The discussion also addressed the need for better patient guidance. Low awareness can lead patients to delay care, seek care at the wrong point in the system, or use emergency services when earlier support may have been more appropriate. Clear information and navigation support were identified as important elements of access.
Participants also discussed the role of technology, including tele-support and AI, as possible tools to improve efficiency and patient guidance. The discussion recognized that technology can support access, but it should be used carefully and in ways that remain inclusive, patient-centred, and responsive to local realities.
Another issue raised was stigma, particularly for visible, chronic, or poorly understood conditions. Speakers emphasized the importance of culturally sensitive care, inclusive training, and better representation of diverse patient experiences in healthcare systems.
Key Takeaways
– Equity requires health systems to identify and remove barriers that affect different patients in different ways.
– Access must be understood broadly. It includes affordability, distance, information, diagnostics, medicines, specialist care, trust, research participation, and continuity of care.
– Health systems should be designed with patients and patient organizations from the beginning, not only after services are already developed.
– Patient organizations provide practical support, peer connection, community insight, and evidence that can inform better policy and service design.
– Trust is a core requirement for equitable healthcare. It is built through respectful engagement, representation, listening, and reliable systems.
– Delayed diagnosis remains a major access issue across chronic, rare, autoimmune, and complex conditions.
– Technology can support access and patient guidance, but it should not replace inclusive, human-centred care.
– Fair access requires collaboration between patients, patient organizations, healthcare professionals, researchers, health authorities, and policymakers.
Closing Remarks
Dr. Hussain Jafri, CEO of the World Patients Alliance, closed the webinar by emphasizing that healthcare access is broader than service availability.

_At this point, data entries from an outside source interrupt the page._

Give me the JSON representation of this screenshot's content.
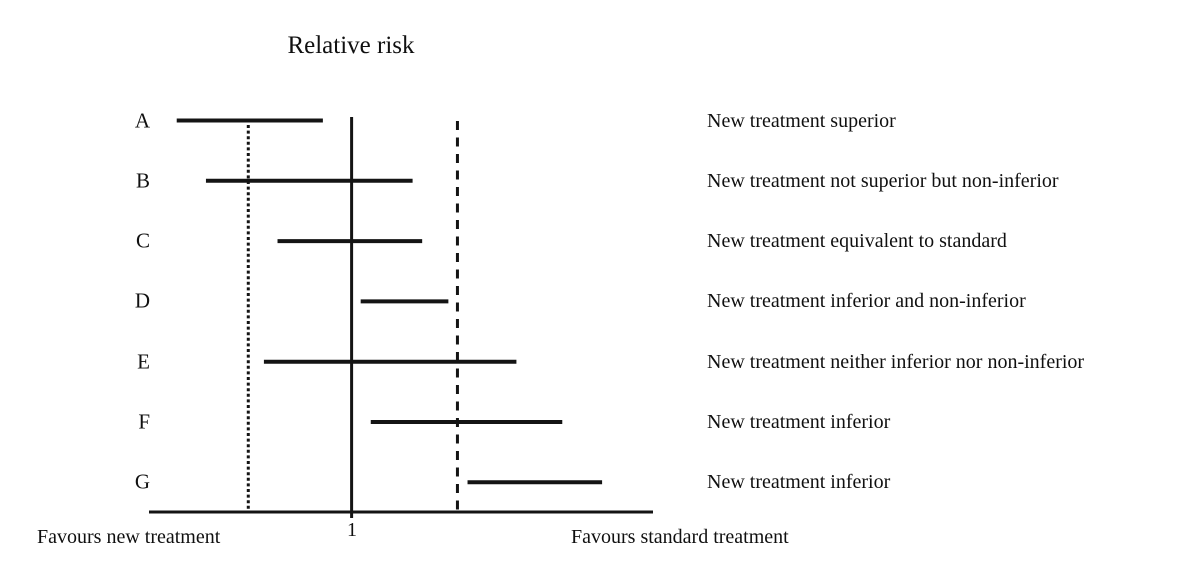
{
  "figure": {
    "background": "#ffffff",
    "ink_color": "#141414"
  },
  "chart_data": {
    "type": "forest",
    "title": "Relative risk",
    "x_axis": {
      "tick_label": "1",
      "tick_frac": 0.402,
      "left_caption": "Favours new treatment",
      "right_caption": "Favours standard treatment",
      "scale_note": "unlabelled linear relative-risk axis; positions stored as fractions 0-1 along axis"
    },
    "reference_lines": [
      {
        "name": "lower-margin-line",
        "style": "dotted",
        "frac": 0.197
      },
      {
        "name": "no-effect-line",
        "style": "solid",
        "frac": 0.402
      },
      {
        "name": "non-inferiority-margin-line",
        "style": "dashed",
        "frac": 0.612
      }
    ],
    "rows": [
      {
        "label": "A",
        "ci_lo": 0.055,
        "ci_hi": 0.345,
        "interpretation": "New treatment superior"
      },
      {
        "label": "B",
        "ci_lo": 0.113,
        "ci_hi": 0.523,
        "interpretation": "New treatment not superior but non-inferior"
      },
      {
        "label": "C",
        "ci_lo": 0.255,
        "ci_hi": 0.542,
        "interpretation": "New treatment equivalent to standard"
      },
      {
        "label": "D",
        "ci_lo": 0.42,
        "ci_hi": 0.594,
        "interpretation": "New treatment inferior and non-inferior"
      },
      {
        "label": "E",
        "ci_lo": 0.228,
        "ci_hi": 0.729,
        "interpretation": "New treatment neither inferior nor non-inferior"
      },
      {
        "label": "F",
        "ci_lo": 0.44,
        "ci_hi": 0.82,
        "interpretation": "New treatment inferior"
      },
      {
        "label": "G",
        "ci_lo": 0.632,
        "ci_hi": 0.899,
        "interpretation": "New treatment inferior"
      }
    ]
  }
}
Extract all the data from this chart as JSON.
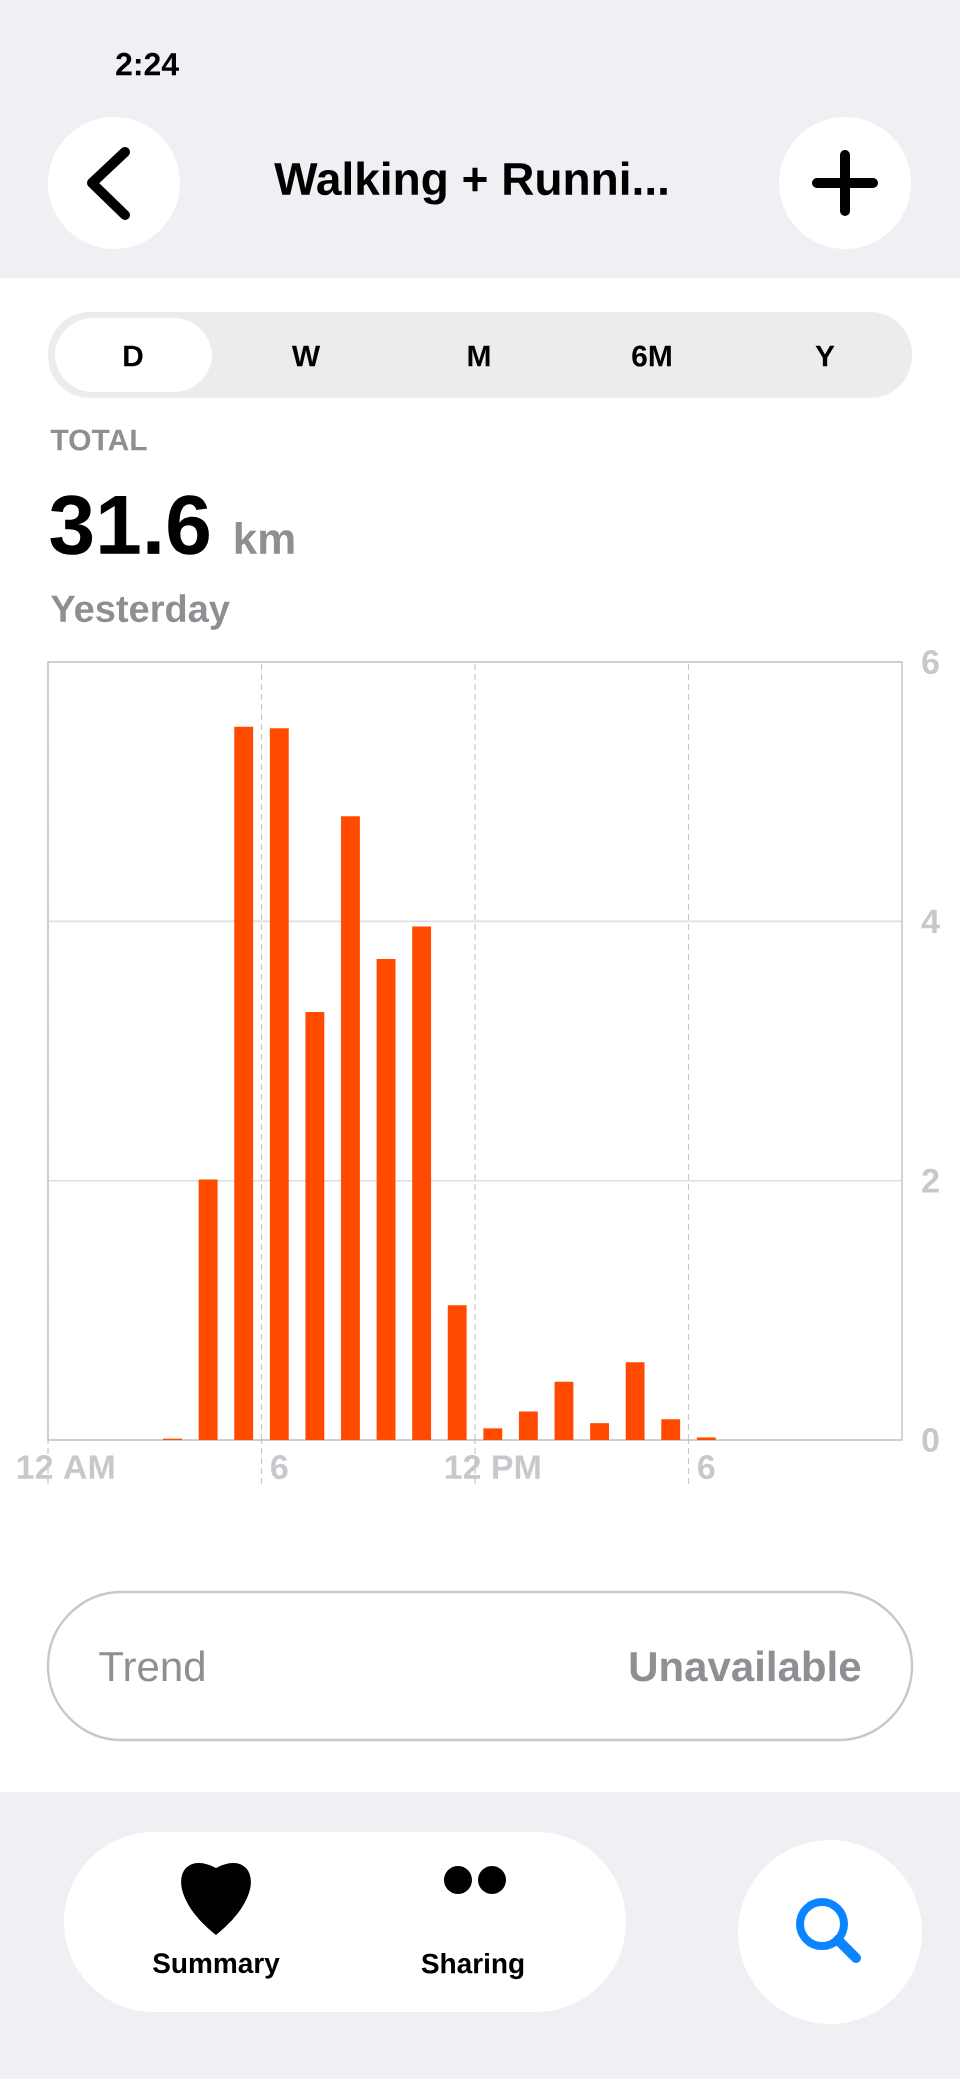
{
  "chart_data": {
    "type": "bar",
    "title": "Walking + Runni...",
    "categories": [
      "12 AM",
      null,
      null,
      null,
      null,
      null,
      "6",
      null,
      null,
      null,
      null,
      null,
      "12 PM",
      null,
      null,
      null,
      null,
      null,
      "6",
      null,
      null,
      null,
      null,
      null
    ],
    "values": [
      null,
      null,
      null,
      0.01,
      2.01,
      5.5,
      5.49,
      3.3,
      4.81,
      3.71,
      3.96,
      1.04,
      0.09,
      0.22,
      0.45,
      0.13,
      0.6,
      0.16,
      0.02,
      null,
      null,
      null,
      null,
      null
    ],
    "color": "#ff4a00",
    "ylim": [
      0,
      6
    ],
    "yticks": [
      0,
      2,
      4,
      6
    ],
    "grid": true,
    "annotations": [
      "2:24",
      "D",
      "W",
      "M",
      "6M",
      "Y",
      "TOTAL",
      "31.6",
      "km",
      "Yesterday",
      "Trend",
      "Unavailable",
      "Summary",
      "Sharing"
    ]
  }
}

It also includes affordability, trust, continuity, timely diagnosis, and the ability of patients to participate meaningfully in decisions that affect their care.
He reiterated that patients must be recognized as active partners in shaping health systems and policies. He highlighted that barriers such as cost, distance, lack of information, and system complexity must be addressed if healthcare systems are to become more equitable and responsive.
Dr. Jafri reaffirmed WPA’s commitment to promoting patient-centred approaches, strengthening patient voice, and supporting global collaboration on fair access to quality healthcare.
Conclusion
The webinar highlighted that equity and access are central to safe, fair, and people-centred healthcare. The discussion showed that barriers to care are often interconnected. Cost, geography, diagnosis delays, shortage of specialists, limited awareness, lack of trust, poor representation in research, and weak continuity of care can all affect whether patients receive the care they need.
The session also emphasized that patient organizations are essential partners in addressing these barriers. They help identify real patient needs, support communities, strengthen awareness, collect lived-experience evidence, and engage with health authorities on practical improvements.
For WPA, the webinar reinforced the importance of keeping patient voices at the centre of equity and access discussions. Meaningful progress depends on health systems that listen to patients, work with communities, and treat access as a shared responsibility across policy, service delivery, research, and advocacy.